Remnants of bygone era enthral history lovers

Remnants of bygone era enthral history lovers
Highlights

The hidden history which provides insights into human origins spread around elephant shaped Gajagirigutta hillock has now begun to unravel. The undying spirit of a local history buff R Ratnakar Reddy and the just-concluded excavations carried by a team led by Prof KP Rao of University of Hyderabad (UoH) throw fresh evidences that, by 1000 BC, the region had a possible diasporic community connectio

Janagaon: The hidden history which provides insights into human origins spread around elephant shaped Gajagirigutta hillock has now begun to unravel. The undying spirit of a local history buff R Ratnakar Reddy and the just-concluded excavations carried by a team led by Prof KP Rao of University of Hyderabad (UoH) throw fresh evidences that, by 1000 BC, the region had a possible diasporic community connection with Sri Lanka.

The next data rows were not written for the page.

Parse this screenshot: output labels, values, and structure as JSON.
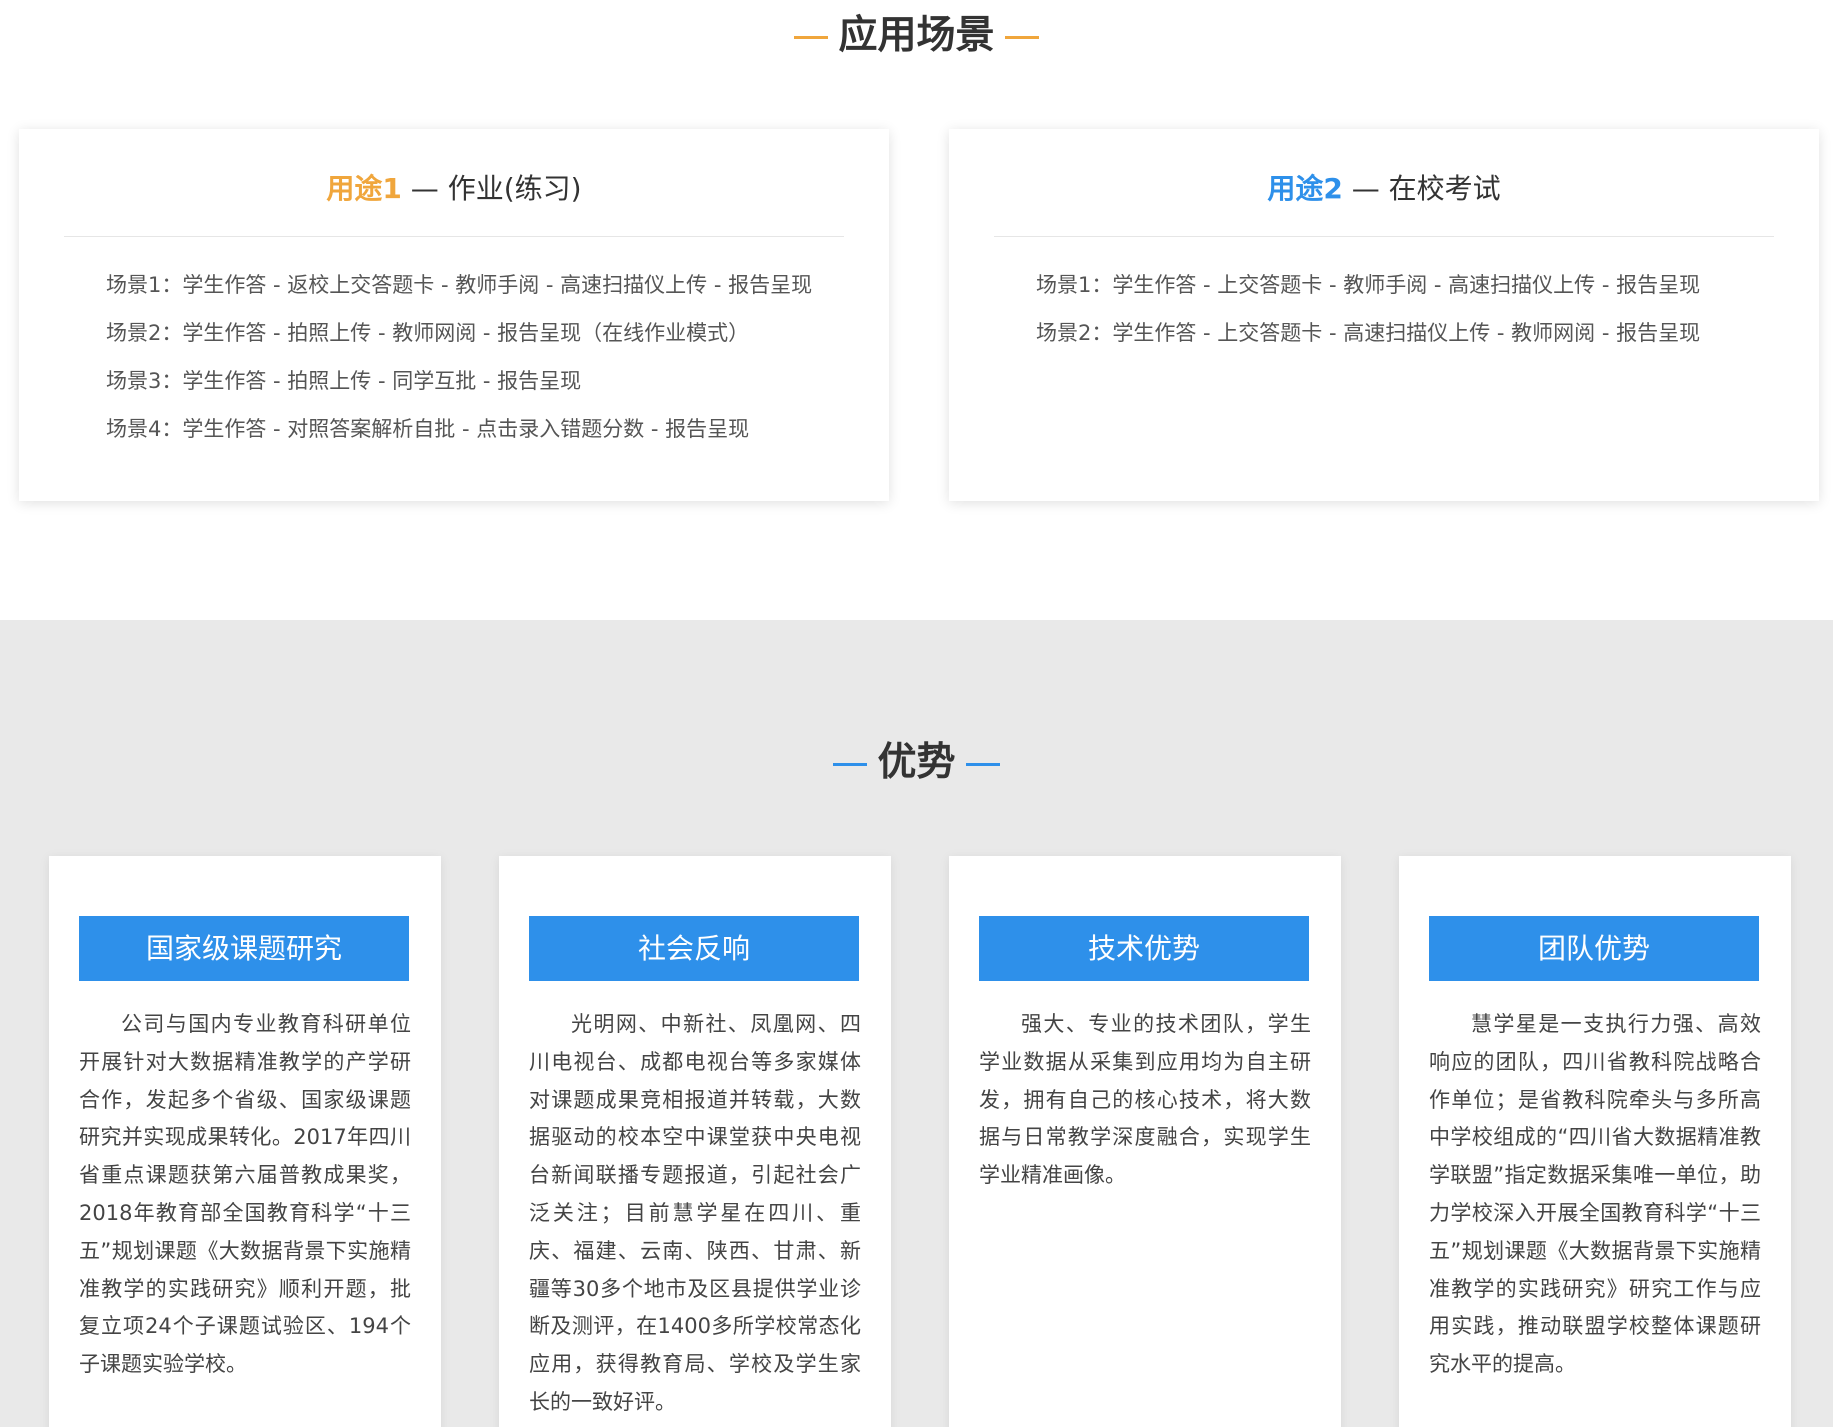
{
  "scenarios": {
    "title": "应用场景",
    "uses": [
      {
        "tag": "用途1",
        "sep": " — ",
        "name": "作业(练习)",
        "items": [
          "场景1：学生作答 - 返校上交答题卡 - 教师手阅 - 高速扫描仪上传 - 报告呈现",
          "场景2：学生作答 - 拍照上传 - 教师网阅 - 报告呈现（在线作业模式）",
          "场景3：学生作答 - 拍照上传 - 同学互批 - 报告呈现",
          "场景4：学生作答 - 对照答案解析自批 - 点击录入错题分数 - 报告呈现"
        ]
      },
      {
        "tag": "用途2",
        "sep": " — ",
        "name": "在校考试",
        "items": [
          "场景1：学生作答 - 上交答题卡 - 教师手阅 - 高速扫描仪上传 - 报告呈现",
          "场景2：学生作答 - 上交答题卡 - 高速扫描仪上传 - 教师网阅 - 报告呈现"
        ]
      }
    ]
  },
  "advantages": {
    "title": "优势",
    "cards": [
      {
        "button": "国家级课题研究",
        "text": "公司与国内专业教育科研单位开展针对大数据精准教学的产学研合作，发起多个省级、国家级课题研究并实现成果转化。2017年四川省重点课题获第六届普教成果奖，2018年教育部全国教育科学“十三五”规划课题《大数据背景下实施精准教学的实践研究》顺利开题，批复立项24个子课题试验区、194个子课题实验学校。"
      },
      {
        "button": "社会反响",
        "text": "光明网、中新社、凤凰网、四川电视台、成都电视台等多家媒体对课题成果竞相报道并转载，大数据驱动的校本空中课堂获中央电视台新闻联播专题报道，引起社会广泛关注；目前慧学星在四川、重庆、福建、云南、陕西、甘肃、新疆等30多个地市及区县提供学业诊断及测评，在1400多所学校常态化应用，获得教育局、学校及学生家长的一致好评。"
      },
      {
        "button": "技术优势",
        "text": "强大、专业的技术团队，学生学业数据从采集到应用均为自主研发，拥有自己的核心技术，将大数据与日常教学深度融合，实现学生学业精准画像。"
      },
      {
        "button": "团队优势",
        "text": "慧学星是一支执行力强、高效响应的团队，四川省教科院战略合作单位；是省教科院牵头与多所高中学校组成的“四川省大数据精准教学联盟”指定数据采集唯一单位，助力学校深入开展全国教育科学“十三五”规划课题《大数据背景下实施精准教学的实践研究》研究工作与应用实践，推动联盟学校整体课题研究水平的提高。"
      }
    ]
  },
  "colors": {
    "orange": "#f0a63c",
    "blue": "#2e90ea",
    "gray_bg": "#e9e9e9"
  }
}
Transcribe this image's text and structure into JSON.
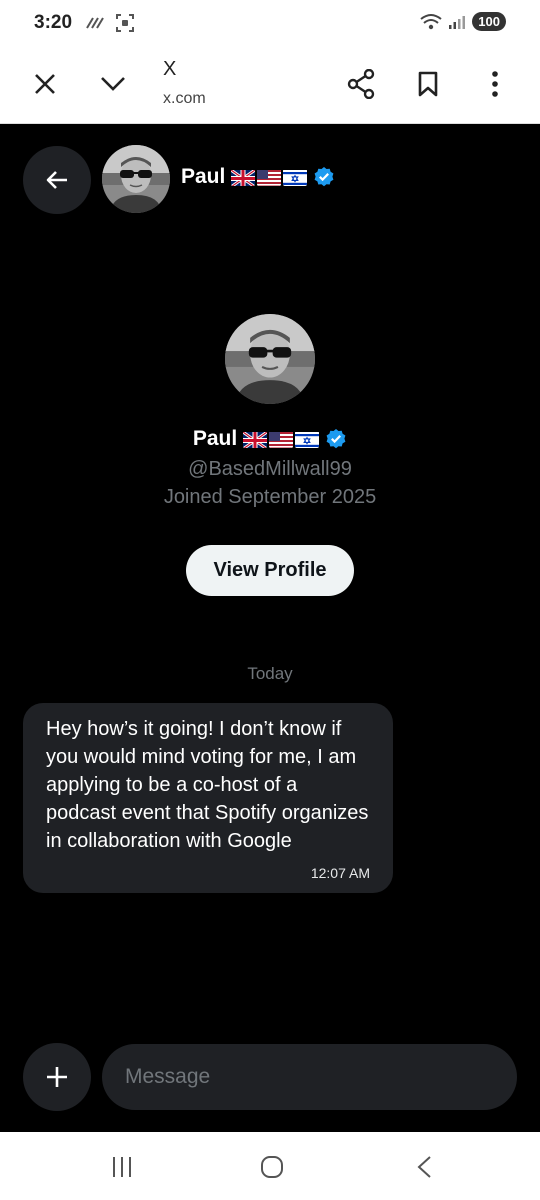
{
  "status_bar": {
    "time": "3:20",
    "battery": "100"
  },
  "browser": {
    "title": "X",
    "url": "x.com"
  },
  "header": {
    "name": "Paul"
  },
  "profile": {
    "name": "Paul",
    "handle": "@BasedMillwall99",
    "joined": "Joined September 2025",
    "view_profile_label": "View Profile"
  },
  "conversation": {
    "day_label": "Today",
    "messages": [
      {
        "text": "Hey how’s it going! I don’t know if you would mind voting for me, I am applying to be a co-host of a podcast event that Spotify organizes in collaboration with Google",
        "time": "12:07 AM"
      }
    ]
  },
  "composer": {
    "placeholder": "Message"
  },
  "icons": {
    "verified": "verified-badge-icon",
    "flags": [
      "uk-flag-icon",
      "us-flag-icon",
      "israel-flag-icon"
    ]
  },
  "colors": {
    "background": "#000000",
    "bubble": "#1f2125",
    "verified": "#1d9bf0",
    "muted_text": "#71767b",
    "view_profile_button": "#eff3f4"
  }
}
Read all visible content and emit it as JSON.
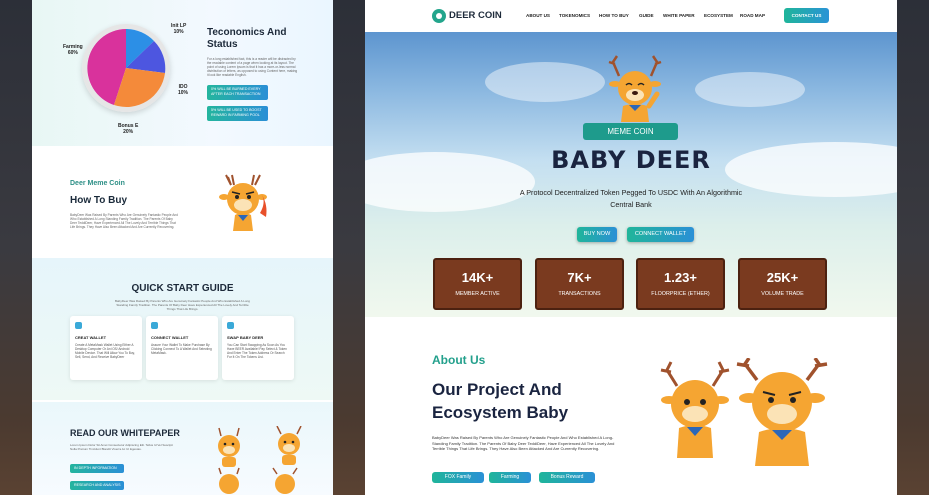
{
  "left": {
    "tokenomics": {
      "title": "Teconomics And Status",
      "paragraph": "For a long established fact, this is a reader will be distracted by the readable content of a page when looking at its layout. The point of using Lorem Ipsum is that it has a more-or-less normal distribution of letters, as opposed to using Content here, making it look like readable English.",
      "buttons": [
        "0% WILL BE BURNED EVERY AFTER EACH TRANSACTION",
        "5% WILL BE USED TO BOOST REWARD IN FARMING POOL"
      ],
      "pie": [
        {
          "name": "Farming",
          "pct": "60%",
          "color": "#d9329c"
        },
        {
          "name": "Init LP",
          "pct": "10%",
          "color": "#2c8fe6"
        },
        {
          "name": "IDO",
          "pct": "10%",
          "color": "#5a4fe0"
        },
        {
          "name": "Bonus E",
          "pct": "20%",
          "color": "#f48a3a"
        }
      ]
    },
    "howtobuy": {
      "eyebrow": "Deer Meme Coin",
      "title": "How To Buy",
      "paragraph": "BabyDeer Was Raised By Parents Who Are Genuinely Fantastic People And Who Established A Long Standing Family Tradition. The Parents Of Baby Deer TeddiDeer, Have Experienced All The Lovely And Terrible Things That Life Brings. They Have Also Been Attacked And Are Currently Recovering."
    },
    "quickstart": {
      "title": "QUICK START GUIDE",
      "paragraph": "BabyDeer Was Raised By Parents Who Are Genuinely Fantastic People And Who Established A Long Standing Family Tradition. The Parents Of Baby Deer Have Experienced All The Lovely And Terrible Things That Life Brings.",
      "cards": [
        {
          "title": "CREAT WALLET",
          "text": "Create A MetaMask Wallet Using Either A Desktop Computer Or An iOS/ Android Mobile Device. That Will Allow You To Buy, Sell, Send, And Receive BabyDeer"
        },
        {
          "title": "CONNECT WALLET",
          "text": "Assure Your Wallet To Make Purchase By Clicking Connect To A Wallet And Selecting MetaMask."
        },
        {
          "title": "SWAP BABY DEER",
          "text": "You Can Start Swapping As Soon As You Have BEER Available! Pay Select & Token And Enter The Token Address Or Search For It On The Tokens List."
        }
      ]
    },
    "whitepaper": {
      "title": "READ OUR WHITEPAPER",
      "paragraph": "Lorem Ipsum Dolor Sit Amet Consectetur Adipiscing Elit. Tellus Id Vel Suscipit Nulla Pretium Tincidunt Blandit Viverra Ac Ut Egestas.",
      "buttons": [
        "IN DEPTH INFORMATION",
        "RESEARCH AND ANALYSIS"
      ]
    }
  },
  "right": {
    "nav": {
      "brand": "DEER COIN",
      "items": [
        "ABOUT US",
        "TOKENOMICS",
        "HOW TO BUY",
        "GUIDE",
        "WHITE PAPER",
        "ECOSYSTEM",
        "ROAD MAP"
      ],
      "contact": "CONTACT US"
    },
    "hero": {
      "badge": "MEME COIN",
      "title": "BABY DEER",
      "description": "A Protocol Decentralized Token Pegged To USDC With An Algorithmic Central Bank",
      "buy": "BUY NOW",
      "connect": "CONNECT WALLET",
      "stats": [
        {
          "value": "14K+",
          "label": "MEMBER ACTIVE"
        },
        {
          "value": "7K+",
          "label": "TRANSACTIONS"
        },
        {
          "value": "1.23+",
          "label": "FLOORPRICE (ETHER)"
        },
        {
          "value": "25K+",
          "label": "VOLUME TRADE"
        }
      ]
    },
    "about": {
      "eyebrow": "About Us",
      "title": "Our Project And Ecosystem Baby",
      "paragraph": "BabyDeer Was Raised By Parents Who Are Genuinely Fantastic People And Who Established A Long-Standing Family Tradition. The Parents Of Baby Deer TeddiDeer, Have Experienced All The Lovely And Terrible Things That Life Brings. They Have Also Been Attacked And Are Currently Recovering.",
      "tags": [
        "FOX Family",
        "Farming",
        "Bonus Reward"
      ]
    }
  }
}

It may be noted here that the terrain which houses a series of hillocks – Bodagutta, Elukalabodu, Thokala Ene etc. scattered around Gajagirigutta near Konney village under Bachhannapet mandal in Janagaon district – crusted with rich remnants of bygone era has now become a potential hotspot for archaeological investigations.

The region has pit burials, cist burials, dolmens and menhirs indicating human habitation spanned through Neolithic, Megalithic and early historic periods. According to the local lore, early humans lived in the surroundings of Gajagirigutta, terming it as Rakasipatnam.

Janagoan-based history enthusiast who extensively collected remnants of yesteryears such as beads, earthen pots, rock tools etc. R Ratnakar Reddy said, “The remnants suggest that life existed here since the times of early man. The soil texture which is soft indicates that people lived here practiced agriculture.” The remnants also suggest Buddhism also embellished in the region before they left for Sri Lanka and Burma, he opined, referring to the Dharma Chakra stamp/seal made of terracotta.

On the other hand, the UoH team which wound up its 45-day excavation in the region has collected quite a few remnants – pottery, skeletal remains of animals, iron objects, seashells, a copper ring etc.

Speaking to The Hans India, Prof KP Rao, the team leader, said, “The excavations carried out in two trenches have yielded good results as we were able to find quite a few items such as turquoise bead and seashell beads used as beads. Turquoise beads are found only in Sri Lanka. This suggests that there was a possibility of people commuting between the region and Sri Lanka.” After radiocarbon dating only, the age of objects would be determined, he added.

Two megalithic burials were also found during the excavation. Both of these burials contain skeletal remains of humans, he said, stating that analysis was yet to be done on these findings.

Eleanor Kingwell-Banham, a research associate in the eight-decade-old UCL Institute of Archaeology, one of the largest centres for archaeology, cultural heritage and museum studies in Britain, also visited the excavation site and collected micro-botanical remains such as pollen, phytolith, charred grains etc. Her study is to find out agricultural practices and the dietary habits during the proto-historic period.